It’s been a big week in Apple land, with the tech giant rolling out new versions of its iPad, iPad Pro, and Apple TV 4K product lines. But not everyone was impressed, with some followers of the company fixating on the price of the new devices far more than their updated specs and expanded feature sets.

On the one hand, this interest in the bottom line had some PR benefits: most notably, the new Apple TV is dramatically cheaper, making it far more appealing at a time when the cost of living is spiraling and household bills are running out of control. But the 10th-generation iPad is a lot more expensive than its predecessor, and it was hard to escape the gasps of outrage on social media after Apple revealed the new pricing.

I am writing this from the U.K., where the price tags (including those of the iPad Pro models) look particularly steep, largely as a result of currency fluctuations and general political drama. But Apple can’t entirely hide behind the weakness of the pound, as our mathematicians discovered in an article linked below.

In any case, U.S. consumers haven’t gotten off scot-free when it comes to price hikes. The 9th-gen iPad started at $329 when it first came out, but the 10th-gen model now starts at $449. The 9th-gen is still on sale, mind you, so the cheaper option remains–but it hasn’t dropped in price by a cent despite now being a full year old. (And in the U.K. it’s actually gone up.) Sleight of hand can’t hide the fact that Apple is asking consumers to dig deeper.

It all could have been so different. If Apple held an October event, as we wrote last week, it could have easily controlled the narrative. Presenters could have talked about the baseline iPad’s biggest-ever increase in screen size, the addition of 5G and USB-C, the faster processor and much-improved cameras, and even its vibrant new color options. If potential customers are getting their information directly from the stream, Apple gets to tell the story the way it wants, instead of hoping that media reports draw the desired conclusion from its press releases… which, of course, they didn’t.

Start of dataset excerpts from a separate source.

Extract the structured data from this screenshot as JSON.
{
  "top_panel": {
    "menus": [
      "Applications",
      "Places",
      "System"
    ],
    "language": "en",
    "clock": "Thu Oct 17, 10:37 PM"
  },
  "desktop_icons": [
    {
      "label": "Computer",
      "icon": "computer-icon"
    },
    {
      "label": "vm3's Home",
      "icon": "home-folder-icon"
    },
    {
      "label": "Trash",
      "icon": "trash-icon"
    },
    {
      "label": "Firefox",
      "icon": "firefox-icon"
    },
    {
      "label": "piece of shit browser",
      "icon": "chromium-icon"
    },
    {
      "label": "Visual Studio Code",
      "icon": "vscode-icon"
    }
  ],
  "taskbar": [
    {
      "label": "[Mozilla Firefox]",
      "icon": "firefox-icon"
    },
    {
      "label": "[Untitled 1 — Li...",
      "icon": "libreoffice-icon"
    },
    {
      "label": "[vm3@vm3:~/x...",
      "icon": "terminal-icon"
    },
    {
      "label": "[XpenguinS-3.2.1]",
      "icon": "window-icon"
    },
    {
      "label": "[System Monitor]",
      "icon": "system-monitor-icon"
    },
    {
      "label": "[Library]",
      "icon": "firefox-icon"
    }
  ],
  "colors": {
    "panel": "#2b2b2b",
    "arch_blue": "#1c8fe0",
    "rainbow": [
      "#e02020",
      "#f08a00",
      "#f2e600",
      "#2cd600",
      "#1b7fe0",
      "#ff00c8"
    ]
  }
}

It’s not even like the new iPad is a disappointing launch (though it does muddy the lineup a bit). There’s much to like here and it has many significant improvements. (Sadly this doesn’t include a laminated screen, but you can’t have everything.) The problem is not that the 10th-gen iPad necessarily offers poor value, but that it’s drifted out of its lane, moving away from the budget slot and cannibalizing the iPad Air’s territory. Apple needed a new budget iPad, not a second mid-market one.

Most of us are feeling the pinch at the moment, and it’s hard to imagine that Apple will be selling many M2 iPad Pros in the current economic climate, nor indeed that the 10th-gen iPad will sell in the same quantities as its predecessor. Perhaps it doesn’t need to in order to be counted as a success. But a compelling cheap iPad would have fitted the bill for many, and it would be sad for Apple to shift its focus away from the budget market at a time when money is tight for so many.